Resume
I used to use Rob Kolstad’s troff resume macros but my troff skills are pretty rusty these days and I figured it was a good excuse to learn some more LaTeX. One especially useful resource I discovered was Mathew Boedicker’s LaTeX resume tips.
I reviewed a number of different LaTeX resumes and templates and
finally settled on David Grant’s
template.
Unfortunately, it uses the old shading.sty
style which exhibits
bugs on the version of teTeX I was using and doesn’t work with
pdflatex
. I went looking for an alternate approach and found
that color.sty
, which is shipped with most TeX distributions, is
capable of doing the shading.
After some fiddling to get everything looking the way I liked, I now have:
- My resume in PDF form
- LaTeX source for the above
- A4 version of the above
- An ASCII version
Feel free to adapt this for your own resume.

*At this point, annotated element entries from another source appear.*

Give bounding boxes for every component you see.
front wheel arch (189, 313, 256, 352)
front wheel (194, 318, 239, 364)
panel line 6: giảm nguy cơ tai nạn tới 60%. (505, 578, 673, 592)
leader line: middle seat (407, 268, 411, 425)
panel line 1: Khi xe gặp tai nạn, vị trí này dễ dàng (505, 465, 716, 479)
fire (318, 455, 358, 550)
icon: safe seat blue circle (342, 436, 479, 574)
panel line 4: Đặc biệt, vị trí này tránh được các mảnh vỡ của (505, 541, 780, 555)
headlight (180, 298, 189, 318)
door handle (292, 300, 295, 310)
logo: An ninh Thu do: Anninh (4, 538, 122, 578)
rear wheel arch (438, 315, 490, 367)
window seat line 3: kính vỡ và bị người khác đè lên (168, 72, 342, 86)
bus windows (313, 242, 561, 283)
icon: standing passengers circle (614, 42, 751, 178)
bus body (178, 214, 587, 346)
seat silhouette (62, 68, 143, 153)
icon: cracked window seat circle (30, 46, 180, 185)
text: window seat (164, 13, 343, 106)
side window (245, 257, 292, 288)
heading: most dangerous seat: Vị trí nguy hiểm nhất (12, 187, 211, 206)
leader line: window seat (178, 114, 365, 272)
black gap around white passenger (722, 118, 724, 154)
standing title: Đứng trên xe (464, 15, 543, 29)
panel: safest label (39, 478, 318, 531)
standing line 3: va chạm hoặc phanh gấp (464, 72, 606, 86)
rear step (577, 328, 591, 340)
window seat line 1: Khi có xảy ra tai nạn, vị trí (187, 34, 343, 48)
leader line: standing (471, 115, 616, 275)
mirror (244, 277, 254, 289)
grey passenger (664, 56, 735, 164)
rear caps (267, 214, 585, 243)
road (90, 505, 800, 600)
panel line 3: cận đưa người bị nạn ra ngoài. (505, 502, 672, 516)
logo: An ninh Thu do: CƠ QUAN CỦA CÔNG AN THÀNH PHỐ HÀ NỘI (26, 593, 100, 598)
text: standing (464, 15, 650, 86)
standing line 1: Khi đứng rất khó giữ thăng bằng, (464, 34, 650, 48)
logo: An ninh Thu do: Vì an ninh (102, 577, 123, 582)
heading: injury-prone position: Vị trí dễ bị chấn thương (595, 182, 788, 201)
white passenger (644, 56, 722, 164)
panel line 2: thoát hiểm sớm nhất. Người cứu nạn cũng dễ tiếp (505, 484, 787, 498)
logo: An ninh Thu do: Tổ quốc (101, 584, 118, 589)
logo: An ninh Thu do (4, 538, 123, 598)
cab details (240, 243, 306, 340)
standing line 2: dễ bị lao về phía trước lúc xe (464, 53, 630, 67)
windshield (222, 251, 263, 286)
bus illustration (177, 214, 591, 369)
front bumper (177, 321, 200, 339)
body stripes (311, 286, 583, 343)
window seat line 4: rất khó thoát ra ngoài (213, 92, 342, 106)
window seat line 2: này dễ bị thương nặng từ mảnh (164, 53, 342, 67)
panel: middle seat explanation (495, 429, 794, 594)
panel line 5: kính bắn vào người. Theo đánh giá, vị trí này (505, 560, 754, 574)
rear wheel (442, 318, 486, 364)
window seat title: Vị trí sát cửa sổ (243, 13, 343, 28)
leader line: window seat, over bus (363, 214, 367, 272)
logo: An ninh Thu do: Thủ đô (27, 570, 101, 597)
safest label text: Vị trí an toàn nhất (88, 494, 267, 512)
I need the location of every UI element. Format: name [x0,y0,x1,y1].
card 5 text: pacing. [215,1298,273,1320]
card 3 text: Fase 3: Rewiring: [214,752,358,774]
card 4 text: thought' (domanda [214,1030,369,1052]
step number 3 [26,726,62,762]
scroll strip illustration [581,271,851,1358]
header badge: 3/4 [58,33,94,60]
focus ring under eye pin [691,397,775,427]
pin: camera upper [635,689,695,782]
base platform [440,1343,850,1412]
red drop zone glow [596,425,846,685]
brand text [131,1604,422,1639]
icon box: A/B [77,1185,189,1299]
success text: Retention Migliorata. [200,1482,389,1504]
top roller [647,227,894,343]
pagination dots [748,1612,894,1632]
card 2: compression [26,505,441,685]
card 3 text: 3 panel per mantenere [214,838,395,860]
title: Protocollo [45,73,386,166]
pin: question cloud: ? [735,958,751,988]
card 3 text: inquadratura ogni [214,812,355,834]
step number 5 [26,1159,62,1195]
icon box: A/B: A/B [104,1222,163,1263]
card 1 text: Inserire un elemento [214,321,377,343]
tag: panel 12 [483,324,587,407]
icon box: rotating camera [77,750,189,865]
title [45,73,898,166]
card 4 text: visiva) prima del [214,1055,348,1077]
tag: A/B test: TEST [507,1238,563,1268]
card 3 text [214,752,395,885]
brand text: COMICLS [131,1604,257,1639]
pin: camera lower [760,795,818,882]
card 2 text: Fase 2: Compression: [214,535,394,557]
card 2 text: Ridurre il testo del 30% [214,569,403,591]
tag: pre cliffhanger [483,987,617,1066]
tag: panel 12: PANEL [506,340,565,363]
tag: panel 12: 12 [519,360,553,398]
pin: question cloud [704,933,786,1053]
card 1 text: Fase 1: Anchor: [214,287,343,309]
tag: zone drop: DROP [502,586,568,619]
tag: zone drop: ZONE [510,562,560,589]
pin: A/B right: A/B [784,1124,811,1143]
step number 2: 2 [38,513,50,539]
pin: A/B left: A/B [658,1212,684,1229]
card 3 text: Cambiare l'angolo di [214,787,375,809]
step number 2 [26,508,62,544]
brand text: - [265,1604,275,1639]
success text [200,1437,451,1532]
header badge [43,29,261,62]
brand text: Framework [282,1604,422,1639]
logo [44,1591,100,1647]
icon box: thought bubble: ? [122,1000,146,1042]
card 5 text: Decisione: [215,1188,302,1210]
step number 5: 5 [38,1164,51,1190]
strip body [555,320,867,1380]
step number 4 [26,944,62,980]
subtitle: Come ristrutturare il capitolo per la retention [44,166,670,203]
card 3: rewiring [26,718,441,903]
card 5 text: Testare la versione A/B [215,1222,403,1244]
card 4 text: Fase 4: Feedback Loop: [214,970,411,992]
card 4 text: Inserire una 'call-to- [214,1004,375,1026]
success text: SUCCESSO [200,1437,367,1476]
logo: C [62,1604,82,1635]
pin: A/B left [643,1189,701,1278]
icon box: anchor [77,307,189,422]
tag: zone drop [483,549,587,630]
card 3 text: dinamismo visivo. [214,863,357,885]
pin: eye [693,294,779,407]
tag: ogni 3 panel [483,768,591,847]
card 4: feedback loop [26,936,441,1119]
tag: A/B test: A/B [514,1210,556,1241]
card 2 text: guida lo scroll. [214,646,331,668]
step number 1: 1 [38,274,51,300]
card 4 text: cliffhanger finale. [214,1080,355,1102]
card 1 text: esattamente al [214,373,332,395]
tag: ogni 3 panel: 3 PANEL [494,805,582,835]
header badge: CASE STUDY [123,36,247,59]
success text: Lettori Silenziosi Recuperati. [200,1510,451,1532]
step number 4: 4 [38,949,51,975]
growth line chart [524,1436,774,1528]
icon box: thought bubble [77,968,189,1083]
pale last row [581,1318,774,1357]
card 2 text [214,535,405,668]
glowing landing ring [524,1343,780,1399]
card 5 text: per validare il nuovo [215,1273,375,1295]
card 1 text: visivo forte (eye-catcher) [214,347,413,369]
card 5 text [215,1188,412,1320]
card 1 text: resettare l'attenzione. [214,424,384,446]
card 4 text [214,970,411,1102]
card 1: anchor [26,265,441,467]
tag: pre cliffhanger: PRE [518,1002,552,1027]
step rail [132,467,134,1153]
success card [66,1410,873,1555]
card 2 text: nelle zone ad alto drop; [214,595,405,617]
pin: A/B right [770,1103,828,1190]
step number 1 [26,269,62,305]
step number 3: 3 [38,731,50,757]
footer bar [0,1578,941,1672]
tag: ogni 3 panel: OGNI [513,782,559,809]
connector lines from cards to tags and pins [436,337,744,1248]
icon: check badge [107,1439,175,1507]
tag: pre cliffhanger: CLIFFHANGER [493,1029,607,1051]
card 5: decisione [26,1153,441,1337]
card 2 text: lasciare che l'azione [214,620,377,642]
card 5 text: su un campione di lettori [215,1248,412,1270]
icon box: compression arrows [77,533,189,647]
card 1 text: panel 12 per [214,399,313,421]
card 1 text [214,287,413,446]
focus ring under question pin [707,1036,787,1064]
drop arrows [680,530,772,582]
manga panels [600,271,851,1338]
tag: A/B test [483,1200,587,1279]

It is certainly possible to add a bit of color if you like–I didn’t
want the resume to look too busy. If you’d like to add a border
around the grey boxes, just change \colorbox{mygrey}
to \fcolorbox{black}{mygrey}
.
George Louthan has created a CTAN package based on this template. The resulting LaTeX style file is easy to use and probably a better choice if you are new to to LaTeX.
Please note that the ASCII version was hand-formatted. I’m not aware
of a latex to ascii translator that preserves formatting, though
detex
can be used to extract the actual text. The
UK List of TeX Frequently Asked Questions
has a list of some other TeX to ASCII formatters.